Gallop’s legacy will always be determined by the size of the next media rights deal he can negotiate. With media rights being the single largest source of revenue for FFA, Gallop’s efforts in trying to double the current $40 million a year deal will make a massive impact on the federation’s top line.

It’s difficult to gain consensus on the impact that expansion will have on the value of any media rights deal. Even amongst former and current FFA administrators, they have differing opinions on this. Some err on the side of caution, while others see that increasing the amount of content adds value. Some media experts have cast doubt on the impact of expansion within the Sydney market will have on the current negotiations, but they too have been wrong in predicting the outcome of the last deal.

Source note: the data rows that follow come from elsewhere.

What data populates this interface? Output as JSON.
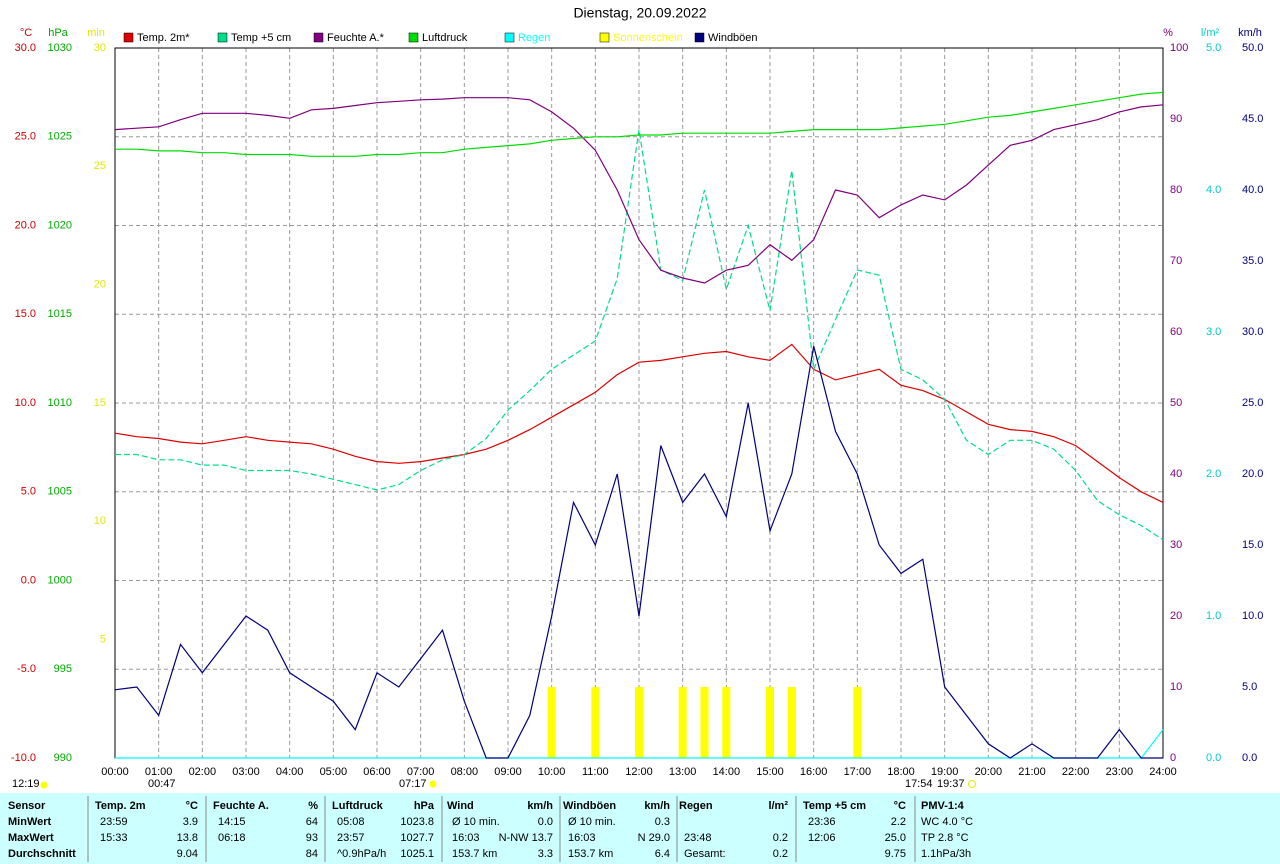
{
  "chart_data": {
    "type": "line",
    "title": "Dienstag, 20.09.2022",
    "xlim": [
      0,
      24
    ],
    "xticks": [
      {
        "value": 0,
        "label": "00:00"
      },
      {
        "value": 1,
        "label": "01:00"
      },
      {
        "value": 2,
        "label": "02:00"
      },
      {
        "value": 3,
        "label": "03:00"
      },
      {
        "value": 4,
        "label": "04:00"
      },
      {
        "value": 5,
        "label": "05:00"
      },
      {
        "value": 6,
        "label": "06:00"
      },
      {
        "value": 7,
        "label": "07:00"
      },
      {
        "value": 8,
        "label": "08:00"
      },
      {
        "value": 9,
        "label": "09:00"
      },
      {
        "value": 10,
        "label": "10:00"
      },
      {
        "value": 11,
        "label": "11:00"
      },
      {
        "value": 12,
        "label": "12:00"
      },
      {
        "value": 13,
        "label": "13:00"
      },
      {
        "value": 14,
        "label": "14:00"
      },
      {
        "value": 15,
        "label": "15:00"
      },
      {
        "value": 16,
        "label": "16:00"
      },
      {
        "value": 17,
        "label": "17:00"
      },
      {
        "value": 18,
        "label": "18:00"
      },
      {
        "value": 19,
        "label": "19:00"
      },
      {
        "value": 20,
        "label": "20:00"
      },
      {
        "value": 21,
        "label": "21:00"
      },
      {
        "value": 22,
        "label": "22:00"
      },
      {
        "value": 23,
        "label": "23:00"
      },
      {
        "value": 24,
        "label": "24:00"
      }
    ],
    "grid": true,
    "axes": [
      {
        "unit": "°C",
        "color": "#cc0000",
        "lim": [
          -10,
          30
        ],
        "ticks": [
          {
            "value": -10,
            "label": "-10.0"
          },
          {
            "value": -5,
            "label": "-5.0"
          },
          {
            "value": 0,
            "label": "0.0"
          },
          {
            "value": 5,
            "label": "5.0"
          },
          {
            "value": 10,
            "label": "10.0"
          },
          {
            "value": 15,
            "label": "15.0"
          },
          {
            "value": 20,
            "label": "20.0"
          },
          {
            "value": 25,
            "label": "25.0"
          },
          {
            "value": 30,
            "label": "30.0"
          }
        ]
      },
      {
        "unit": "hPa",
        "color": "#00aa00",
        "lim": [
          990,
          1030
        ],
        "ticks": [
          990,
          995,
          1000,
          1005,
          1010,
          1015,
          1020,
          1025,
          1030
        ]
      },
      {
        "unit": "min",
        "color": "#e6e600",
        "lim": [
          0,
          30
        ],
        "ticks": [
          5,
          10,
          15,
          20,
          25,
          30
        ]
      },
      {
        "unit": "%",
        "color": "#800080",
        "lim": [
          0,
          100
        ],
        "ticks": [
          0,
          10,
          20,
          30,
          40,
          50,
          60,
          70,
          80,
          90,
          100
        ]
      },
      {
        "unit": "l/m²",
        "color": "#00cccc",
        "lim": [
          0,
          5
        ],
        "ticks": [
          {
            "value": 0,
            "label": "0.0"
          },
          {
            "value": 1,
            "label": "1.0"
          },
          {
            "value": 2,
            "label": "2.0"
          },
          {
            "value": 3,
            "label": "3.0"
          },
          {
            "value": 4,
            "label": "4.0"
          },
          {
            "value": 5,
            "label": "5.0"
          }
        ]
      },
      {
        "unit": "km/h",
        "color": "#000080",
        "lim": [
          0,
          50
        ],
        "ticks": [
          {
            "value": 0,
            "label": "0.0"
          },
          {
            "value": 5,
            "label": "5.0"
          },
          {
            "value": 10,
            "label": "10.0"
          },
          {
            "value": 15,
            "label": "15.0"
          },
          {
            "value": 20,
            "label": "20.0"
          },
          {
            "value": 25,
            "label": "25.0"
          },
          {
            "value": 30,
            "label": "30.0"
          },
          {
            "value": 35,
            "label": "35.0"
          },
          {
            "value": 40,
            "label": "40.0"
          },
          {
            "value": 45,
            "label": "45.0"
          },
          {
            "value": 50,
            "label": "50.0"
          }
        ]
      }
    ],
    "x": [
      0,
      0.5,
      1,
      1.5,
      2,
      2.5,
      3,
      3.5,
      4,
      4.5,
      5,
      5.5,
      6,
      6.5,
      7,
      7.5,
      8,
      8.5,
      9,
      9.5,
      10,
      10.5,
      11,
      11.5,
      12,
      12.5,
      13,
      13.5,
      14,
      14.5,
      15,
      15.5,
      16,
      16.5,
      17,
      17.5,
      18,
      18.5,
      19,
      19.5,
      20,
      20.5,
      21,
      21.5,
      22,
      22.5,
      23,
      23.5,
      24
    ],
    "series": [
      {
        "name": "Temp. 2m*",
        "color": "#dd0000",
        "axis": 0,
        "style": "line",
        "values": [
          8.3,
          8.1,
          8.0,
          7.8,
          7.7,
          7.9,
          8.1,
          7.9,
          7.8,
          7.7,
          7.4,
          7.0,
          6.7,
          6.6,
          6.7,
          6.9,
          7.1,
          7.4,
          7.9,
          8.5,
          9.2,
          9.9,
          10.6,
          11.6,
          12.3,
          12.4,
          12.6,
          12.8,
          12.9,
          12.6,
          12.4,
          13.3,
          11.9,
          11.3,
          11.6,
          11.9,
          11.0,
          10.7,
          10.2,
          9.5,
          8.8,
          8.5,
          8.4,
          8.1,
          7.6,
          6.7,
          5.8,
          5.0,
          4.4
        ]
      },
      {
        "name": "Temp +5 cm",
        "color": "#00dd88",
        "axis": 0,
        "style": "dash",
        "values": [
          7.1,
          7.1,
          6.8,
          6.8,
          6.5,
          6.5,
          6.2,
          6.2,
          6.2,
          6.0,
          5.7,
          5.4,
          5.1,
          5.4,
          6.2,
          6.8,
          7.1,
          8.0,
          9.6,
          10.7,
          11.9,
          12.7,
          13.5,
          17.0,
          25.4,
          17.5,
          16.9,
          22.0,
          16.4,
          20.0,
          15.2,
          23.1,
          11.9,
          14.7,
          17.5,
          17.2,
          11.9,
          11.3,
          10.2,
          7.9,
          7.1,
          7.9,
          7.9,
          7.4,
          6.2,
          4.5,
          3.7,
          3.1,
          2.3
        ]
      },
      {
        "name": "Feuchte A.*",
        "color": "#800080",
        "axis": 3,
        "style": "line",
        "values": [
          88.5,
          88.7,
          88.9,
          89.9,
          90.8,
          90.8,
          90.8,
          90.5,
          90.1,
          91.3,
          91.5,
          91.9,
          92.3,
          92.5,
          92.7,
          92.8,
          93,
          93,
          93,
          92.7,
          91,
          88.7,
          85.6,
          80,
          73,
          68.7,
          67.6,
          66.9,
          68.7,
          69.4,
          72.3,
          70.1,
          73,
          80,
          79.3,
          76.1,
          77.9,
          79.3,
          78.6,
          80.7,
          83.5,
          86.3,
          87,
          88.5,
          89.2,
          89.9,
          91,
          91.7,
          92
        ]
      },
      {
        "name": "Luftdruck",
        "color": "#00dd00",
        "axis": 1,
        "style": "line",
        "values": [
          1024.3,
          1024.3,
          1024.2,
          1024.2,
          1024.1,
          1024.1,
          1024.0,
          1024.0,
          1024.0,
          1023.9,
          1023.9,
          1023.9,
          1024.0,
          1024.0,
          1024.1,
          1024.1,
          1024.3,
          1024.4,
          1024.5,
          1024.6,
          1024.8,
          1024.9,
          1025.0,
          1025.0,
          1025.1,
          1025.1,
          1025.2,
          1025.2,
          1025.2,
          1025.2,
          1025.2,
          1025.3,
          1025.4,
          1025.4,
          1025.4,
          1025.4,
          1025.5,
          1025.6,
          1025.7,
          1025.9,
          1026.1,
          1026.2,
          1026.4,
          1026.6,
          1026.8,
          1027.0,
          1027.2,
          1027.4,
          1027.5
        ]
      },
      {
        "name": "Regen",
        "color": "#00ffff",
        "axis": 4,
        "style": "line",
        "values": [
          0,
          0,
          0,
          0,
          0,
          0,
          0,
          0,
          0,
          0,
          0,
          0,
          0,
          0,
          0,
          0,
          0,
          0,
          0,
          0,
          0,
          0,
          0,
          0,
          0,
          0,
          0,
          0,
          0,
          0,
          0,
          0,
          0,
          0,
          0,
          0,
          0,
          0,
          0,
          0,
          0,
          0,
          0,
          0,
          0,
          0,
          0,
          0,
          0.2
        ]
      },
      {
        "name": "Sonnenschein",
        "color": "#ffff00",
        "axis": 2,
        "style": "bar",
        "values": [
          0,
          0,
          0,
          0,
          0,
          0,
          0,
          0,
          0,
          0,
          0,
          0,
          0,
          0,
          0,
          0,
          0,
          0,
          0,
          0,
          3,
          0,
          3,
          0,
          3,
          0,
          3,
          3,
          3,
          0,
          3,
          3,
          0,
          0,
          3,
          0,
          0,
          0,
          0,
          0,
          0,
          0,
          0,
          0,
          0,
          0,
          0,
          0,
          0
        ]
      },
      {
        "name": "Windböen",
        "color": "#000080",
        "axis": 5,
        "style": "line",
        "values": [
          4.8,
          5,
          3,
          8,
          6,
          8,
          10,
          9,
          6,
          5,
          4,
          2,
          6,
          5,
          7,
          9,
          4,
          0,
          0,
          3,
          10,
          18,
          15,
          20,
          10,
          22,
          18,
          20,
          17,
          25,
          16,
          20,
          29,
          23,
          20,
          15,
          13,
          14,
          5,
          3,
          1,
          0,
          1,
          0,
          0,
          0,
          2,
          0,
          0
        ]
      }
    ],
    "annotations": [
      "12:19",
      "00:47",
      "07:17",
      "17:54",
      "19:37"
    ],
    "table": {
      "header": [
        "Sensor",
        "Temp. 2m",
        "°C",
        "Feuchte A.",
        "%",
        "Luftdruck",
        "hPa",
        "Wind",
        "km/h",
        "Windböen",
        "km/h",
        "Regen",
        "l/m²",
        "Temp +5 cm",
        "°C",
        "PMV-1:4"
      ],
      "rows": [
        [
          "MinWert",
          "23:59",
          "3.9",
          "14:15",
          "64",
          "05:08",
          "1023.8",
          "Ø 10 min.",
          "0.0",
          "Ø 10 min.",
          "0.3",
          null,
          null,
          "23:36",
          "2.2",
          "WC 4.0 °C"
        ],
        [
          "MaxWert",
          "15:33",
          "13.8",
          "06:18",
          "93",
          "23:57",
          "1027.7",
          "16:03",
          "N-NW 13.7",
          "16:03",
          "N 29.0",
          "23:48",
          "0.2",
          "12:06",
          "25.0",
          "TP 2.8 °C"
        ],
        [
          "Durchschnitt",
          null,
          "9.04",
          null,
          "84",
          "^0.9hPa/h",
          "1025.1",
          "153.7 km",
          "3.3",
          "153.7 km",
          "6.4",
          "Gesamt:",
          "0.2",
          null,
          "9.75",
          "1.1hPa/3h"
        ]
      ]
    }
  }
}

The only real expert here is hindsight.

Welnix can pivot on FFA’s point of leverage to secure a win-win outcome by positioning the club as being vital in helping Gallop with his expansion efforts. By removing a financially stable Phoenix, FFA will need to find three licences to get to its desired 12-team competition. There is not exactly a conga line of willing investors, with deep enough pockets, who are willing to bankroll an A-League club. This presents an opportunity for Welnix to be seen to be working with FFA to reach its objectives, rather than Australian football giving a leg up to its neighbours.